Additionally, a stock’s 52-week low and high often represent important support and resistance levels. In the short term, stocks tend to trade within their established support and resistance levels, so when they break out (breach a support or resistance level), investors pay attention, and trading volume often increases.
When Does a 52-Week High/Low Indicate a Reversal?
If a stock exceeds its 52-week high during the early hours of a trading session but falls back down below it and closes near its open price, it forms what is known as a “hanging man” candlestick on its candlestick chart. In technical analysis, a hanging man pattern at the end of an upward price trend often signifies that a stock has reached its short-term peak and is prime for a reversal. For this reason, traders holding the stock may decide to sell and take their profits, driving the stock’s price down as they do so.

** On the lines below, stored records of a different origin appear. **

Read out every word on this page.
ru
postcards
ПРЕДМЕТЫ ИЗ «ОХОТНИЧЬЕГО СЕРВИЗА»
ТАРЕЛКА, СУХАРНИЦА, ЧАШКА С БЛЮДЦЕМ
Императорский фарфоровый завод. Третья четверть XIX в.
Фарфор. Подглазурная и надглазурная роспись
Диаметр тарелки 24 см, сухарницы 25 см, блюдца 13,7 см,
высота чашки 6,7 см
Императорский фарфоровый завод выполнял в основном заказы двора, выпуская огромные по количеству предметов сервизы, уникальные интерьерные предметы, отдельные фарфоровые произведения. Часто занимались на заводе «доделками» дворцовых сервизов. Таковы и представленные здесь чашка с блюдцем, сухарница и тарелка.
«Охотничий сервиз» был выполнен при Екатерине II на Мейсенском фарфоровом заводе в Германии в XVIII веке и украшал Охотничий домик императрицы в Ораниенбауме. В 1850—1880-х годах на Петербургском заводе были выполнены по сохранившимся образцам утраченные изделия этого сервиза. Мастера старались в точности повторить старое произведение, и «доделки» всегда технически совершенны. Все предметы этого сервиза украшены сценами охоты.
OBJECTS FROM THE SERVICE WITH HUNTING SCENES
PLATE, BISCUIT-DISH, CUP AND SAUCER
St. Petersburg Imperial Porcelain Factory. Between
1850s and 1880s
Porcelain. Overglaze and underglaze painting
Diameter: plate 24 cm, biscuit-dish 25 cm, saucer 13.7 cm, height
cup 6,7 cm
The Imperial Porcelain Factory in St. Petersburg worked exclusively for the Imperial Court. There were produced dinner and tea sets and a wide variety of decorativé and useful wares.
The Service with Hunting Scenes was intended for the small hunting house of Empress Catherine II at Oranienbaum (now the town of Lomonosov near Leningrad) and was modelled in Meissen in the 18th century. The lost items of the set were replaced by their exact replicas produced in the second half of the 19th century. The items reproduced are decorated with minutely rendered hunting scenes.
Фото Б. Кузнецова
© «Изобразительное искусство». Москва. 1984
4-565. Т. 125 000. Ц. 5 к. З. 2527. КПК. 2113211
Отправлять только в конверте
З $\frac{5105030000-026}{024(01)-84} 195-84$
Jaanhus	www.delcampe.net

Similarly, if a stock exceeds its 52-week low during the early hours of a trading session but goes back up and closes near its open price, it forms what is known as a “hammer” candlestick on its candlestick chart. In technical analysis, a hammer candlestick pattern at the end of a downward price trend often signifies that a stock has reached its short-term bottom and is prime for a reversal. For this reason, traders interested in the stock may decide to buy shares at this price, driving its price up with increased demand.
What Does It Mean When a Stock Exceeds Its 52-Week High or Low?
If a stock actually closes above its 52-week high (rather than breaching it intraday then falling back into its 52-week range at close), traders may view the breakout as the beginning of a new rally and buy shares. If a rally does ensue, the stock’s previous 52-week high often becomes a new support level.
Similarly, if a stock closes below its 52-week low (rather than breaching it intraday before rising back into its 52-week range at market close), traders my view the breakout as the beginning of a new bearish tumble for the stock and sell shares to avoid additional losses. If the stock does tumble lower, the previous 52-week low often becomes a new resistance level.
Should You Make Trading Decisions Based on the 52-Week Range?
To some traders and technical analysts, 52-week highs and lows can be extremely important indicators, while for buy-and-hold value investors interested only in fundamental analysis, these metrics may hold less weight. Many investors fall somewhere in the middle of this spectrum. The more active your investment style (and the shorter your time horizon), the more closely you may want to follow technical indicators like 52-week highs and lows.